'Kadın mücadelesi açlık grevinde de kendini gösteriyor'

09:06

Dilan Babat/JINHA

WAN - Açlık grevinde yer alan kadınların gösterdikleri iradeye dikkat çeken HDP Van Milletvekili Bedia Özgökçe, "Kürt kadının duruşu etrafındakilere benzemeyen daha bir insani ve devrimci kişiliği tarzındadır. Bunun mimarı şüphesiz Sayın Öcalan'dır. Kadının her alanda verdiği mücadele açlık grevinde de kadın öncülüğünde kendini var ediyor" diye belirtti.

Geçtiğimiz yıl 5 Nisan gününden bu yana İmralı Heyeti ve 6 yıldır avukatlarıyla görüştürülmeyen PKK Lideri Abdullah Öcalan üzerindeki ağırlaştırılmış tecride karşı DTK, DBP, HDK, HDP ve KJA öncülüğünde 50 kişi süresiz ve dönüşümsüz açlık grevine başladı. Her kesimden desteklerin devam ettiği açlık grevini değerlendiren HDP Van Milletvekili Bedia Özgökçe, Abdullah Öcalan üzerinde ağır bir tecrit uygulandığını belirterek, tecride karşı başlatılan açlık grevinin önemine dikkat çekti. Bedia, "Normal bir hükümlüye uygulanan uygulamanın dışında daha ağır bir tecrit ve süreç yaşanılıyor. Bu, 17 yıldır İmralı'da süre gelen bir uygulamadır" dedi.

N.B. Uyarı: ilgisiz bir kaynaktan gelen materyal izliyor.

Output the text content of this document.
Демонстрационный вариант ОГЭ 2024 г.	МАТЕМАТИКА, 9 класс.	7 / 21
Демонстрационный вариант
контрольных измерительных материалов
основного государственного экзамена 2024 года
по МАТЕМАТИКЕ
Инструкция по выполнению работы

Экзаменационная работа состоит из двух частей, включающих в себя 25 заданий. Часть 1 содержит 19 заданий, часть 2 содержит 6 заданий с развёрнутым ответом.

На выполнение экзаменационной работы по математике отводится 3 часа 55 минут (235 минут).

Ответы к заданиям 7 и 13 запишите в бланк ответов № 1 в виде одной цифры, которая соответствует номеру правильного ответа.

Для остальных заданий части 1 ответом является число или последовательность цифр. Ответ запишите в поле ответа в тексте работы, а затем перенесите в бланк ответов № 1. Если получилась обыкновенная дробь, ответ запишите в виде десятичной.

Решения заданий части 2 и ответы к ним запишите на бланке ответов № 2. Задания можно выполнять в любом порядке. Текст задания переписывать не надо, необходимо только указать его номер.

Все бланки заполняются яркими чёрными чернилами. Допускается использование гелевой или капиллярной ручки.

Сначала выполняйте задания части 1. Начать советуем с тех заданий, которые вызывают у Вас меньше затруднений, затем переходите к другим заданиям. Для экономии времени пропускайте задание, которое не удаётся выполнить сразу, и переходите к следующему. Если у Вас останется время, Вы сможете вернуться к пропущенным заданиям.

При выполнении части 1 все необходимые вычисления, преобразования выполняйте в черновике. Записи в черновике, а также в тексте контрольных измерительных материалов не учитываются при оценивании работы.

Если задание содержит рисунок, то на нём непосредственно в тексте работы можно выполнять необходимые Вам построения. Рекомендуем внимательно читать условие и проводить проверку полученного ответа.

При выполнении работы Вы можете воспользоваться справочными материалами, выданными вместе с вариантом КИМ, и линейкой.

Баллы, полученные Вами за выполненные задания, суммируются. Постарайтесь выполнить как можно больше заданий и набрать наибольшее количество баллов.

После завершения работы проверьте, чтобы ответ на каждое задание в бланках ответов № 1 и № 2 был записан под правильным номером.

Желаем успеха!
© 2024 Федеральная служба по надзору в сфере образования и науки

'Sayın Öcalan'a yönelik tavır Kürt halkına yönelik tavırdır'

Bedia, Abdullah Öcalan'a yönelik uygulamaların hukuki ve meşru hiçbir yanının olmadığını belirterek, "Sayın Öcalan İlk başlarda ilk yıl kaldığı hücrede insani koşullara aykırı bir durumda bırakılıyordu. Birçok kesimde bu uygulamaya karşı çıkıyordu. Sayın Öcalan'a yönelik tavır, tutuklandığı zamandan beri özellikle Kürt halkına yönelik tavır ile eş değer olmuştur. Sonrasında devletin atmaya mecbur kaldığı adımlar, müzakereler ve çözüm süreci başlamıştı. Görüşmeler sağlanıyordu ve o zamanlar bizlerin haberleri oluyor, ailesi ve avukatlar görüşmeler kısmen sağlanabiliyordu" diye hatırlatmada bulundu.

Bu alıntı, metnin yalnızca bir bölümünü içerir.